一目見たときは驚いたが、出血は鼻血だけで、骨も大丈夫そうだったので、そこで曹長と別れて家まで送っていったのだ。
女の子の母親にもらったお菓子の袋を握りしめ、夕焼けに照らされた道をてくてく歩く。
(これは…どこかで電話を借りよう。)
しかし住宅地の真ん中で、適当なお店もない。
にもかかわらず、私には焦る気持ちは少しもなかった。
こんな時でも知らない道を歩くのは楽しかった。
見知らぬ路地を歩き続ける。
不思議なことに、通りを行くのは私一人だ。
(学校帰りの子供とか、いてもよさそうなんだけどな。)
(…ネコもいやしない。)
そのとき、突然、サーッという音を立てて、雨が降ってきた。
細かい雨のひと粒ひと粒が、日光にあたってキラキラと光っている。
「…きれい。

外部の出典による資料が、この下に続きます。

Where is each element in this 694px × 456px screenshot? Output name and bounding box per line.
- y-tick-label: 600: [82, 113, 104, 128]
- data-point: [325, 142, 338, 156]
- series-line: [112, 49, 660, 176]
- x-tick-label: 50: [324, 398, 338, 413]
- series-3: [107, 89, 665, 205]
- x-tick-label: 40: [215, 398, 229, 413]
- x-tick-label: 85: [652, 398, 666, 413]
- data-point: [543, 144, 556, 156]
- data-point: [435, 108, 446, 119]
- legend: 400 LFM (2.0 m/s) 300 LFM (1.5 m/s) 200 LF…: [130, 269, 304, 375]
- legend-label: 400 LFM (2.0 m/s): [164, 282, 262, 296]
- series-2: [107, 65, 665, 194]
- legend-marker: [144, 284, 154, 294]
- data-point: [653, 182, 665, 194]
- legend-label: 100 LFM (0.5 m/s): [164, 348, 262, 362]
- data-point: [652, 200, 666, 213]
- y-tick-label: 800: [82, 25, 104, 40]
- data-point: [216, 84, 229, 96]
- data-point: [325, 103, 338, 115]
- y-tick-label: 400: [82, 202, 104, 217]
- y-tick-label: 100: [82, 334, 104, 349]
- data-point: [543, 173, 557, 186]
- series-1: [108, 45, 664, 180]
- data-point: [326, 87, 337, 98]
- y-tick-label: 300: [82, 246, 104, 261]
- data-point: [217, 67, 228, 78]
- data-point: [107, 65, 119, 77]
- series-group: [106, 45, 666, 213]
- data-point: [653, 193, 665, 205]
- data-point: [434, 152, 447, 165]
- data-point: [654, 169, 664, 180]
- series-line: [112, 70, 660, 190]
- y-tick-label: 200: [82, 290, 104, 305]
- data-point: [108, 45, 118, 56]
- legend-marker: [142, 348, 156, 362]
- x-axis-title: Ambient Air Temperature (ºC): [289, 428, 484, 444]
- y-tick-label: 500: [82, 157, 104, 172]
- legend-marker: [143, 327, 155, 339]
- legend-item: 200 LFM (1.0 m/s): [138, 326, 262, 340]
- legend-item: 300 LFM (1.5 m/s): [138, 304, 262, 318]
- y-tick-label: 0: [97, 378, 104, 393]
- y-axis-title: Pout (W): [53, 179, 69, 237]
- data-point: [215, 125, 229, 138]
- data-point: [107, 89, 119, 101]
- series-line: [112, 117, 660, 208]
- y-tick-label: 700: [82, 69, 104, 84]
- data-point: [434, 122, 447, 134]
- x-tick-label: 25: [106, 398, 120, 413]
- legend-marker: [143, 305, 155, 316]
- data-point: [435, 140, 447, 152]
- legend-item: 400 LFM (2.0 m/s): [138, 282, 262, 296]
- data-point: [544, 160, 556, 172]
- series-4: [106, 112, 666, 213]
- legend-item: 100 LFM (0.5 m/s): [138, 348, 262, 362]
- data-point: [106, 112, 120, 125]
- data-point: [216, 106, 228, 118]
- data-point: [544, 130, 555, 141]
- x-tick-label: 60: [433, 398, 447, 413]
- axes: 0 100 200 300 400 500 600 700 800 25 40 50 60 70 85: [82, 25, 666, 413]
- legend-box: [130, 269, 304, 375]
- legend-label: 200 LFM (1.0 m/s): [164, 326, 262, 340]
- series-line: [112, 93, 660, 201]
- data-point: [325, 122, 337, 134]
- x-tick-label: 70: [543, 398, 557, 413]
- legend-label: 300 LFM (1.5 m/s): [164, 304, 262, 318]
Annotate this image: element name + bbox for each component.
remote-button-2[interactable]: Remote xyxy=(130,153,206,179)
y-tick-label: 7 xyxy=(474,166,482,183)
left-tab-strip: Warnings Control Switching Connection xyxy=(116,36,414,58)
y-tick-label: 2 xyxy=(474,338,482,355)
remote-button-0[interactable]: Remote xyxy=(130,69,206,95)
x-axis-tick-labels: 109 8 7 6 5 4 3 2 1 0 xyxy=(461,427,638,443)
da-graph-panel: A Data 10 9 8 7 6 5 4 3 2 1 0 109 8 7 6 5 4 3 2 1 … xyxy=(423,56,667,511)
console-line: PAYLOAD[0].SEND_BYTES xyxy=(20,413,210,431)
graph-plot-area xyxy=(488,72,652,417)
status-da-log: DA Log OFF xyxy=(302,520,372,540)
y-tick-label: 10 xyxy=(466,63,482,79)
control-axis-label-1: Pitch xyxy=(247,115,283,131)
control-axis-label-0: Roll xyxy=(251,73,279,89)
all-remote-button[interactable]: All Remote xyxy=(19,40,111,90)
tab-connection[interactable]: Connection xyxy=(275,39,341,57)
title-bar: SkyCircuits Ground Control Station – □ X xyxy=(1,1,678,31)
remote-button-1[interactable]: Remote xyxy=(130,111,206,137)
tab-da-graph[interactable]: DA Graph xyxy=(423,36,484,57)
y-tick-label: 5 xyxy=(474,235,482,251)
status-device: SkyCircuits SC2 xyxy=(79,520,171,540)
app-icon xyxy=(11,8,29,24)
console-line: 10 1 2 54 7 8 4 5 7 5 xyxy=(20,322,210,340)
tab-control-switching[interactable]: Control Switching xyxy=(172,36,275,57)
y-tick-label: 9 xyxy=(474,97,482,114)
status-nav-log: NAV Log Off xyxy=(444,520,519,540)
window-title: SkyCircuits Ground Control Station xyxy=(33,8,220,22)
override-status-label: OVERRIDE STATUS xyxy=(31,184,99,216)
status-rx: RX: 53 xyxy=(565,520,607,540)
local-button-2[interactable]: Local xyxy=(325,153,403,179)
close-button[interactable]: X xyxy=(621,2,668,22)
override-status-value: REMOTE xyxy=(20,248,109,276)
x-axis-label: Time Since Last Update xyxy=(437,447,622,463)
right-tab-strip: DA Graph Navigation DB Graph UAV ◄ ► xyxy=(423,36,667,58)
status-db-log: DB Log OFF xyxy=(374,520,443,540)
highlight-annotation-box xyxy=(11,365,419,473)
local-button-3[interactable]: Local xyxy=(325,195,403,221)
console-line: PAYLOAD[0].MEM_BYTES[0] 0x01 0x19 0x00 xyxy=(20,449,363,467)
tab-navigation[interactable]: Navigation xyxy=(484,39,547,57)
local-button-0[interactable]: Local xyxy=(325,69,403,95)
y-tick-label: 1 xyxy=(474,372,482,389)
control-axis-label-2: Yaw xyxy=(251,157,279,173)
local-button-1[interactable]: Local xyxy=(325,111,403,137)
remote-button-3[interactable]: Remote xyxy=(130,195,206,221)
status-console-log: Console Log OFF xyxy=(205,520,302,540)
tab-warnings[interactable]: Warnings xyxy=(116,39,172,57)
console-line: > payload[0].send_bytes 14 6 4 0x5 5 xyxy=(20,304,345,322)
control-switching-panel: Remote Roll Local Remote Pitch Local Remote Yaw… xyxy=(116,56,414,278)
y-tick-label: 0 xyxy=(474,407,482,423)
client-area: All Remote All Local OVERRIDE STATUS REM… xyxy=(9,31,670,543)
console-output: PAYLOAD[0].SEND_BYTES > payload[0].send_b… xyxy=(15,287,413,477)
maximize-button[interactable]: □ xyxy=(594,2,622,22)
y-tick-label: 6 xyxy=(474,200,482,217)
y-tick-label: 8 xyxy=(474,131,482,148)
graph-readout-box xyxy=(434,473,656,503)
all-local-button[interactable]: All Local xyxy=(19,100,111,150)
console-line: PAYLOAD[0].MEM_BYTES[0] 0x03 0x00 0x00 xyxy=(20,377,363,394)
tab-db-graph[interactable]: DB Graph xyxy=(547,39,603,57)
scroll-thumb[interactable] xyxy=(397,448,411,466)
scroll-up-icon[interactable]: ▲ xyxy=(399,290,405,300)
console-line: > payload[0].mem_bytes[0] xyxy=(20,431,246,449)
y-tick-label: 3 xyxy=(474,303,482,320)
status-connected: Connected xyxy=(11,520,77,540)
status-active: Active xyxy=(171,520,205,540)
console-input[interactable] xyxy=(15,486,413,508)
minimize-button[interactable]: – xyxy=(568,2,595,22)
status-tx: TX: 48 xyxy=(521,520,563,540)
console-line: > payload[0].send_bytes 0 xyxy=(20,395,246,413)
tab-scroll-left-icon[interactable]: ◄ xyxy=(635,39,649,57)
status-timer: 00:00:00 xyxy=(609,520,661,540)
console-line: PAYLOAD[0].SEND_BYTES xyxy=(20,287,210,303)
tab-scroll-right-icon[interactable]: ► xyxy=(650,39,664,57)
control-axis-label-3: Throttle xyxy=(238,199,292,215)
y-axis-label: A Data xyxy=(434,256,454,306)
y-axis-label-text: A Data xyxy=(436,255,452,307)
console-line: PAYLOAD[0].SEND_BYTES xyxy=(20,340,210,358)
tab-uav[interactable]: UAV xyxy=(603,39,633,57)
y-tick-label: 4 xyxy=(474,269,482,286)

」
濡れるのも構わずにぼんやりしていると、前方の十字路に、行列が現れた。
煌めく雨の幕の向こう。
提灯を提げてしずしずと進む小さい姿。
(まさか。)
私は行列を追って、走り出した。
十字路を、左に曲がる。
すると次の角を右折して消えていくフサフサしたしっぽが見えた。
しっぽを追って角を曲がると。
目の前を横切っているのは中央通りだった。